Finding a birth control pill that works for you is kind of like find the one (😍!!😍). It might take a few tries to get it right, but once you do, it’s 100 percent worth the trial and error.
If you’re not loving your current BC prescription, it’s def worth talking to your doctor. There are plenty of other pills that might work better for your lifestyle, or might not have the same side effects (if your current pill is making you feel blah).
A bit nervous about changing things up? Rest assured that with the help of your gyno, switching pills is pretty easy. Here’s what you should think about before talking to your doctor, plus all the important nuggets of info you should know as you start the process of changing your Rx.
Consider why you want to switch—and write it down
To have a productive conversation with your doctor about why you want to switch pills, it’s a good idea to come prepared with your thoughts organized on paper. (Or ya know, your iPhone.)
Thinking about the answers to the below questions can help get the ball rolling.
💊Are you experiencing side effects?
Everyone’s different, which means that every woman will react differently to a birth control pill. Common side effects include breakthrough bleeding, nausea, vomiting, cramps, and water retention, among others.
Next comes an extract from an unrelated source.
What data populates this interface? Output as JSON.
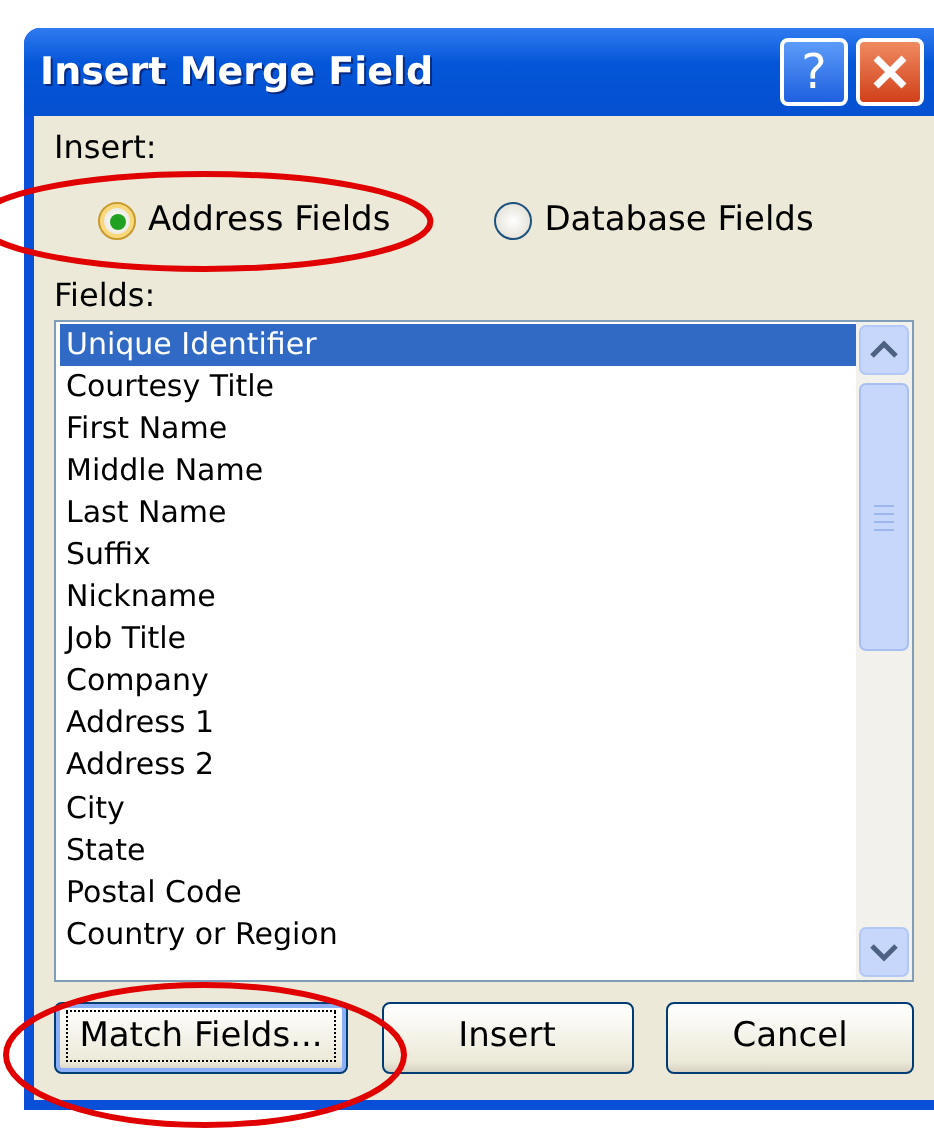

If these side effects persist for more than three months, then it’s a smart idea to consult with your doctor—and possibly switch, says Dr. Janelle Luk, of Generation Next Fertility. “It’s one thing to feel off at first, but it’s another for these side effects to linger on,” she says. Especially with symptoms related to blood clots, like pain, swelling, skin redness, or a warm spot on the arms or legs. “It’s been shown that the birth control pill can make your blood coagulate more easily, so it’s important to talk to someone and find a solution.”
💊Has your health status changed?
If you’ve been taking a combination pill and recently started smoking or developed a health issue that affects how your blood clots, you should consider switching to a lower-risk progestin-only pill. (Combination pills contain progestin and estrogen).
💊Are you looking for a pill with additional benefits?
Not all women who go on the birth control pill are taking it in hopes to prevent pregnancy. In fact, 14 percent of users take the pill for other reasons, according to one Guttmacher Institute report. “This can range from anything from controlling acne to harsh migraines to uncomfortable breast tenderness,” says Dr. Tara Shirazian, a gynecologist at NYU Langone Health. If there are other benefits to BC that you want to explore, this is definitely something to bring up with you gyno.
How—and when—to switch to a new birth control pill
To increase the odds of a smooth transition from one type of birth control to the next, aim to make the switch at the end of your cycle. This will be the day following the last day you take your inactive sugar pill.
“Not only will this help maintain regularity with potential bleeding, but also [provide] maximal contraception,” Dr. Shirazian says.
One thing to keep in mind: During this switch, it’s smart to use a backup method of birth control—like condoms, Dr. Shirazian advises. “It’s very likely that you are covered, but there’s no harm in an extra layer of protection.”